Since the bill was first proposed, Canada’s economic prosperity has come under fire. Factors beyond our control – the threatened loss of NAFTA, major U.S. tax cuts and streamlining of regulations, all now compounded by major U.S. tariffs being imposed on Canadian products – pose serious threats to our economy. Here at home, our investment climate for major resource-related projects has already deteriorated -- Bill C-69, despite good intentions, would make things worse.
We have so much of what the world wants. Canada’s natural resources have been the backbone of Canada’s economic prosperity – energy of all kinds, forest products, agri-food, fertilizers, minerals – but we are struggling to get it to market in a timely way or at all. The most recent high-profile examples are pipelines, but critical port expansions, “clean” electricity transmission lines, wind farms, transportation capacity and natural gas plants are also being delayed or outright denied. Both Canadian and foreign investors are going elsewhere, citing Canada’s already cumbersome regulatory environment, decreasing competitiveness and – despite Canada’s historic reputation as a safe, reliable country that is attractive for investment – our political uncertainty.
The Canada West Foundation’s major report on Bill C-69, Unstuck: Recommendations for reforming Canada’s regulatory process for energy projects, provides detailed analysis and recommendations for what new legislation should include. Unfortunately, the amendments made at the House of Commons Committee level not only fail to address the report’s major concerns, but in some cases exacerbate them.
Bill C-69 needs a reboot.
Now is not the time to pass legislation that could make our investment climate even worse. Most stakeholders, including many businesses, investors and potential investors, are not concerned about tough environmental regulations; what they need for investment is certainty.

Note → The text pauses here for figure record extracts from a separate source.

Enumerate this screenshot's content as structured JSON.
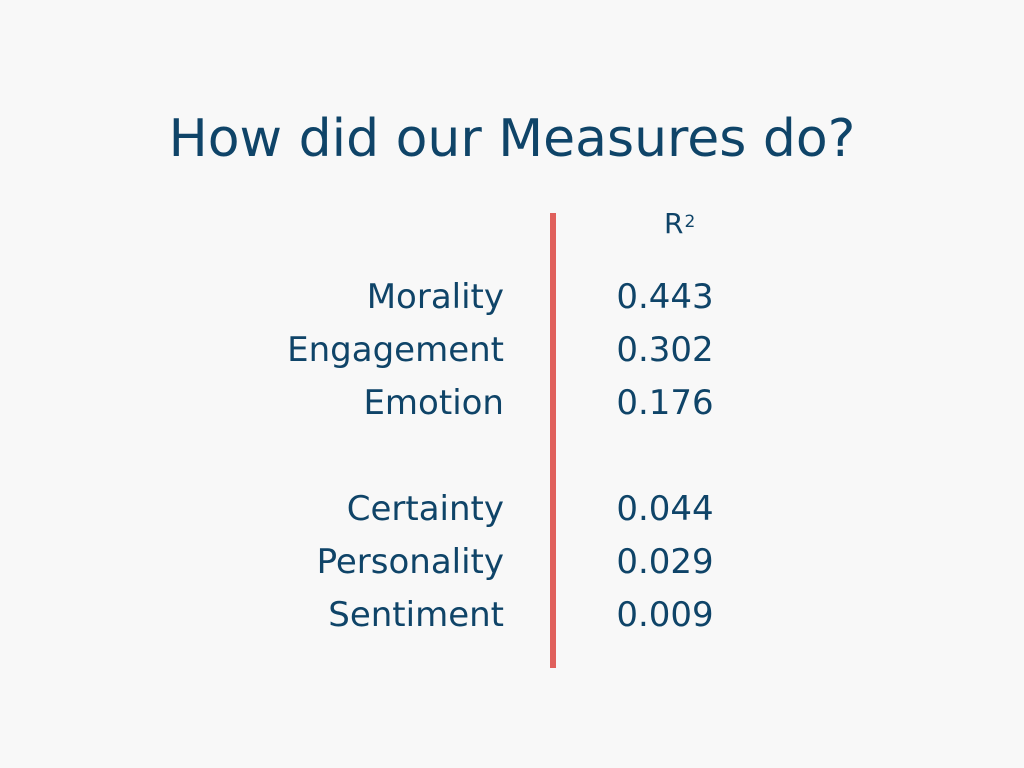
{
  "slide": {
    "title": "How did our Measures do?",
    "column_header": {
      "base": "R",
      "superscript": "2"
    },
    "groups": [
      {
        "rows": [
          {
            "label": "Morality",
            "value": "0.443"
          },
          {
            "label": "Engagement",
            "value": "0.302"
          },
          {
            "label": "Emotion",
            "value": "0.176"
          }
        ]
      },
      {
        "rows": [
          {
            "label": "Certainty",
            "value": "0.044"
          },
          {
            "label": "Personality",
            "value": "0.029"
          },
          {
            "label": "Sentiment",
            "value": "0.009"
          }
        ]
      }
    ]
  },
  "colors": {
    "text": "#0f4468",
    "divider": "#e0605c",
    "background": "#f8f8f8"
  }
}
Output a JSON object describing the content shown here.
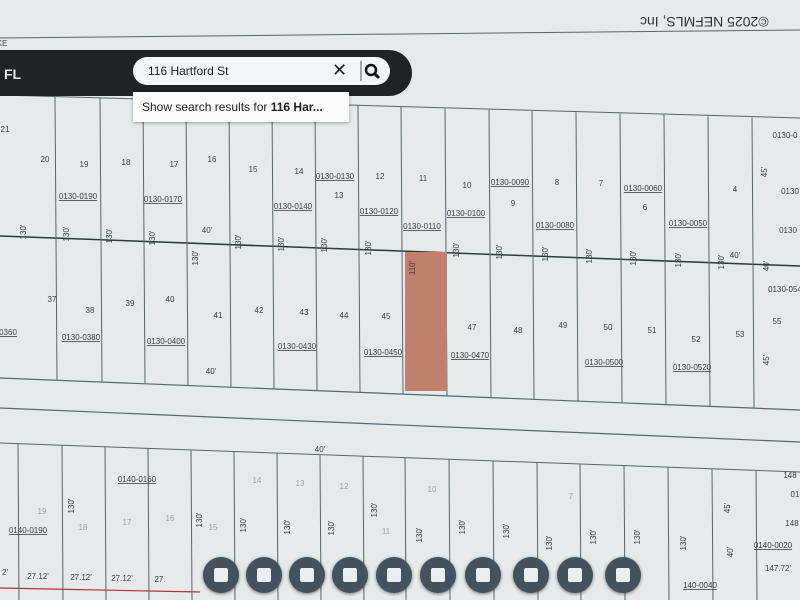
{
  "header": {
    "app_label": "FL",
    "copyright": "©2025 NEFMLS, Inc"
  },
  "search": {
    "query": "116 Hartford St",
    "suggestion_prefix": "Show search results for ",
    "suggestion_query": "116 Har..."
  },
  "map": {
    "labels": [
      "KE",
      "21",
      "20",
      "19",
      "18",
      "17",
      "16",
      "15",
      "14",
      "13",
      "12",
      "11",
      "10",
      "9",
      "8",
      "7",
      "6",
      "4",
      "0130-0190",
      "0130-0170",
      "0130-0140",
      "0130-0130",
      "0130-0120",
      "0130-0110",
      "0130-0100",
      "0130-0090",
      "0130-0080",
      "0130-0060",
      "0130-0050",
      "0130-0",
      "0130",
      "0130",
      "0130-054",
      "130'",
      "130'",
      "130'",
      "130'",
      "130'",
      "130'",
      "130'",
      "130'",
      "130'",
      "110'",
      "130'",
      "130'",
      "130'",
      "130'",
      "130'",
      "130'",
      "130'",
      "40'",
      "40'",
      "45'",
      "40'",
      "45'",
      "37",
      "38",
      "39",
      "40",
      "41",
      "42",
      "43",
      "44",
      "45",
      "47",
      "48",
      "49",
      "50",
      "51",
      "52",
      "53",
      "55",
      "0360",
      "0130-0380",
      "0130-0400",
      "0130-0430",
      "0130-0450",
      "0130-0470",
      "0130-0500",
      "0130-0520",
      "40'",
      "40'",
      "0140-0160",
      "19",
      "18",
      "17",
      "16",
      "15",
      "14",
      "13",
      "12",
      "11",
      "10",
      "7",
      "0140-0190",
      "130'",
      "130'",
      "130'",
      "130'",
      "130'",
      "130'",
      "130'",
      "130'",
      "130'",
      "130'",
      "130'",
      "130'",
      "130'",
      "45'",
      "40'",
      "148",
      "01",
      "148",
      "0140-0020",
      "147.72'",
      "140-0040",
      "2'",
      "27.12'",
      "27.12'",
      "27.12'",
      "27."
    ]
  }
}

The cart has also been put before the horse. C-69 was drafted before the work of the government’s own Economic Strategy Tables. In particular, the Resources of the Future Economic Table is doing excellent, non-partisan work on practical recommendations for how Canada can capitalize on our resource wealth while ensuring environmental sustainability. This work is directly related to the stated purposes of Bill C-69. The government deserves credit for establishing this effort, but none of the work is reflected in the bill – and it is far poorer for it.
Finally, it is inappropriate to expect the (unelected) Senators to do the work that should have been done by (elected) members of Parliament. The mandate of those in the House of Commons is to consider legislation that provides for Canada’s overall economic and social prosperity. When proposed legislation is this significant and far-reaching, it requires review for far more than environmental sustainability – important as that is. MPs must thoroughly consider its economic impacts as well. Yet, the Environment and Sustainable Development Committee was the only House of Commons Committee to review the bill – not Natural Resources (its members were “invited to participate” in the Committee deliberations, but there was little active engagement); not Transport, Infrastructure and Communities; not International Trade; not Finance. This, despite the fact that Bill C-69 would have significant consequences for all of these other committees.
So what to do?
The Senate could vote the bill down, or delay its proceedings until next spring, when Parliament rises for the fall election. The Senate could also call for a conference with the House of Commons, and agree together not to proceed with the bill as is. However, our preference by far would be that the government recognize that, due to forces beyond its control, it needs a new mandate to focus on economic issues, with a new Throne Speech in the fall. A side benefit would be the opportunity for the government to reboot C-69 in the new session with a better bill.